A polícia disse que o segurança, apesar da denúncia do motorista do carro, não chamou a polícia. “No entanto, o segurança não informou a polícia. Ele foi até uma tenda improvisada e relatou o incidente a um trabalhador, Yogesh. Ele e Yogesh olharam para dentro do fosso e viram uma motocicleta com o farol aceso e um homem deitado. O segurança voltou ao seu posto”, disse um segundo investigador, referindo-se a um vídeo obtido de uma câmera CCTV instalada perto do local.
O vice-comissário da Polícia (Oeste) Sharad Bhaskar disse que em vez de informar a polícia, Yogesh contatou seu empregador Rajesh Kumar Prajapati por telefone às 12h22 e cerca de 20 minutos depois, Prajapati chegou ao local em seu carro vindo de sua casa em Tri Nagar.

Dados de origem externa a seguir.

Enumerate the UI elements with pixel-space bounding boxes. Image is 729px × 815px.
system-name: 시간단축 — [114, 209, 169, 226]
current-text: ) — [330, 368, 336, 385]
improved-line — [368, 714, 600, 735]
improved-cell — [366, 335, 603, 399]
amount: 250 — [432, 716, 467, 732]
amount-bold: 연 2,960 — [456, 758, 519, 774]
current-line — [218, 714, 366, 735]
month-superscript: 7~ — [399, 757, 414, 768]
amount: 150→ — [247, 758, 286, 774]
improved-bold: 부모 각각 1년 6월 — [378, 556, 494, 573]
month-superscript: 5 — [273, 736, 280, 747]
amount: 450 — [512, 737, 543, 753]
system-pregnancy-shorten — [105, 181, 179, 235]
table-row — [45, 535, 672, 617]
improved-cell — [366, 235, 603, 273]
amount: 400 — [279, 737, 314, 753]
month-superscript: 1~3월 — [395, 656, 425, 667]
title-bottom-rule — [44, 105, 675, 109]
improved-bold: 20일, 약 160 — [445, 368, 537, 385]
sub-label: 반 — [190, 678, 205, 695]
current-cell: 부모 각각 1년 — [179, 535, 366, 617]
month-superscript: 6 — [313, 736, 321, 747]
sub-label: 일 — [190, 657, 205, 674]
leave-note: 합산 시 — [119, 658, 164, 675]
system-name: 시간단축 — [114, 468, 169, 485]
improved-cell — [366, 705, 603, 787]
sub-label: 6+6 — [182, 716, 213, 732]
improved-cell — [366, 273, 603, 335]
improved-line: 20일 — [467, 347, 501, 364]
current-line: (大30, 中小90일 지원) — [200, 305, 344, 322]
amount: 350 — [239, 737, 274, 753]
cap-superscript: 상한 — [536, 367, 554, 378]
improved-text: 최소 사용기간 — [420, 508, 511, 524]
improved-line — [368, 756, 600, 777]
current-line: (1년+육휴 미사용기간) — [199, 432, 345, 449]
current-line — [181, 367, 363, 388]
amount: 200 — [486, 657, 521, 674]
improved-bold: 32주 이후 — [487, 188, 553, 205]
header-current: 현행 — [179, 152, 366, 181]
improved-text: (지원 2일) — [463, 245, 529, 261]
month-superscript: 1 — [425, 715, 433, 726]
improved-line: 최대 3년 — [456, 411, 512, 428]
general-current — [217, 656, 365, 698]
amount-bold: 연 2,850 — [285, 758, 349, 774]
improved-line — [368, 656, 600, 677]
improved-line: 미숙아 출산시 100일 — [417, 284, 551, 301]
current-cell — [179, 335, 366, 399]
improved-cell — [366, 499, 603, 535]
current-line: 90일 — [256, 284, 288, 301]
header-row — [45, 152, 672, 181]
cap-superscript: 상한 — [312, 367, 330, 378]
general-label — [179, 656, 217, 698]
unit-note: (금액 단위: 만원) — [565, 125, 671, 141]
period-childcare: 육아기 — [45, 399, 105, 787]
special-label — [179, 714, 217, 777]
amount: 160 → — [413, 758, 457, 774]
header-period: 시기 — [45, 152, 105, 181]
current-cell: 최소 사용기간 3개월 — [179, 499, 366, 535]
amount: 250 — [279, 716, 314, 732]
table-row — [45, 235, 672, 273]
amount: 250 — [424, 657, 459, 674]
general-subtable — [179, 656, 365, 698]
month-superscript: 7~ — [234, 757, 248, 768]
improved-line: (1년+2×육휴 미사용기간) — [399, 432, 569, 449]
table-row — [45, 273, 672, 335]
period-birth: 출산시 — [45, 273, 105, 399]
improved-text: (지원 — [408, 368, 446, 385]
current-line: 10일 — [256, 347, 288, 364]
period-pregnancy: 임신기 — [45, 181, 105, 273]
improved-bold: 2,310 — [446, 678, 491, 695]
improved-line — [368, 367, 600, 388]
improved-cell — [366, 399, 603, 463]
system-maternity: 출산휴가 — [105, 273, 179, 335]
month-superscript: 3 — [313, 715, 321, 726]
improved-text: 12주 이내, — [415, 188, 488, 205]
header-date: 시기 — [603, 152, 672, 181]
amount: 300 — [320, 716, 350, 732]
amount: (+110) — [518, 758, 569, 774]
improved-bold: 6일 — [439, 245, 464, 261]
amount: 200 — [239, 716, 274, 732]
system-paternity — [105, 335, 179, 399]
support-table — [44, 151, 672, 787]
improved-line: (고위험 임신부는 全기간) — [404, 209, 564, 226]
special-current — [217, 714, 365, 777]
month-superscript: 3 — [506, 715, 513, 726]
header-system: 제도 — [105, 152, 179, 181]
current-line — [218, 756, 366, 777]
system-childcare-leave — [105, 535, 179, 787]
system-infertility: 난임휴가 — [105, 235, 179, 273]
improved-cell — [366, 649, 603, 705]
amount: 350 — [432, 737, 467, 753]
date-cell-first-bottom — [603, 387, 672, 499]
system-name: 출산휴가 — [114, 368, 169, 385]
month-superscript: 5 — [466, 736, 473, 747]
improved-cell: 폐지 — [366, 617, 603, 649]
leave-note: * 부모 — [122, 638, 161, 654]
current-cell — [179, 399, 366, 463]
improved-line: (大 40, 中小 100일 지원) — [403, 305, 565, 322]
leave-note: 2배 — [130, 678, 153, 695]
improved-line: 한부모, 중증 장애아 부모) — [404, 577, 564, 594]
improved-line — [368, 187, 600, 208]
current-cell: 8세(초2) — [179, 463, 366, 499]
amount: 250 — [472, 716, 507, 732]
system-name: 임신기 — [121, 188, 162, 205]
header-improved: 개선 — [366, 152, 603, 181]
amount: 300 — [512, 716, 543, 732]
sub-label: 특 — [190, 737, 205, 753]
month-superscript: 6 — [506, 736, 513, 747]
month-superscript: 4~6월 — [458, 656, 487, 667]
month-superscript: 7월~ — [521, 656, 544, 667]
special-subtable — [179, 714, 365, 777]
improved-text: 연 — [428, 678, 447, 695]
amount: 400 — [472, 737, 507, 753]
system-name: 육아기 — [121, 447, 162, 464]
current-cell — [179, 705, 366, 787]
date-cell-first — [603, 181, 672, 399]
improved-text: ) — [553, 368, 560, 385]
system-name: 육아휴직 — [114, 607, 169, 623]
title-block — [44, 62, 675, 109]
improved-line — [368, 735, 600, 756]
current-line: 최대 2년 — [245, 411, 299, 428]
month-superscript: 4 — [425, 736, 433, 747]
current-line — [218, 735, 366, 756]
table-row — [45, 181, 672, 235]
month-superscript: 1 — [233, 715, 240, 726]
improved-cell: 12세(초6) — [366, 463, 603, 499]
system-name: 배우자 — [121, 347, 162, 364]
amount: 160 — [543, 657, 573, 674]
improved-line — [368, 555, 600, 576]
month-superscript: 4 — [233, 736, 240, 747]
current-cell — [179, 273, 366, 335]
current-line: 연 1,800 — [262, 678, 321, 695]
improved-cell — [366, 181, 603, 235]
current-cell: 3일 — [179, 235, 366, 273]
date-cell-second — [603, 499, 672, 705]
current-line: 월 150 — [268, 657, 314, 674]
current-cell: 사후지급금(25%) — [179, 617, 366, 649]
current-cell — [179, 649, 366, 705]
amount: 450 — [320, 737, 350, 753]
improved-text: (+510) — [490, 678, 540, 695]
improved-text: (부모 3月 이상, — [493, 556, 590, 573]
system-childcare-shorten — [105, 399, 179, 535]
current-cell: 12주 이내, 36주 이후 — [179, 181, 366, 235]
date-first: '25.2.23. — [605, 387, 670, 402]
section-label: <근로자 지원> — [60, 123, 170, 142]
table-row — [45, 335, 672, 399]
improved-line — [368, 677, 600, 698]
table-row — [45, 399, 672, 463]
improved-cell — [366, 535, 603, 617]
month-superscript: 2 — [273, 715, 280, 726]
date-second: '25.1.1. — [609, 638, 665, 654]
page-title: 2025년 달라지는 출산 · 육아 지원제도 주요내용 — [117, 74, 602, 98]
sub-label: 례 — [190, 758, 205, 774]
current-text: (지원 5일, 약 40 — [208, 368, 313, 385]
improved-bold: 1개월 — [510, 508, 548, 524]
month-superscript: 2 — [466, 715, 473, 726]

“Prajapati também viu a vítima e sua motocicleta caída no fosso. No entanto, nem ele nem Yogesh informaram a polícia sobre o incidente. Quando Prajapati voltou para casa, Yogesh fugiu da área”, disse Bhaskar.
Em vez de pedir ajuda médica, Prajapati supostamente contou ao empreiteiro principal, Himansh Gupta, sobre o incidente por telefone, o que foi confirmado por uma análise dos registros de ligações de duas pessoas, disse um terceiro policial, que falou sob condição de anonimato. “Vamos questionar Gupta e Yogesh sobre por que não informaram a polícia apesar de terem sido informados sobre o acidente”, acrescentou o policial.
À medida que os investigadores reuniam a sequência de eventos, eles se depararam com outra filmagem de vigilância que acrescentou outra camada preocupante ao caso. É relatado que a filmagem mostra um trabalhador movendo barricadas após o acidente. Segundo a polícia, as duas barricadas estavam inicialmente bem espaçadas, deixando uma grande lacuna no local da escavação ativa. “Podemos acusá-lo e a outros de adulteração de provas”, disse o segundo oficial.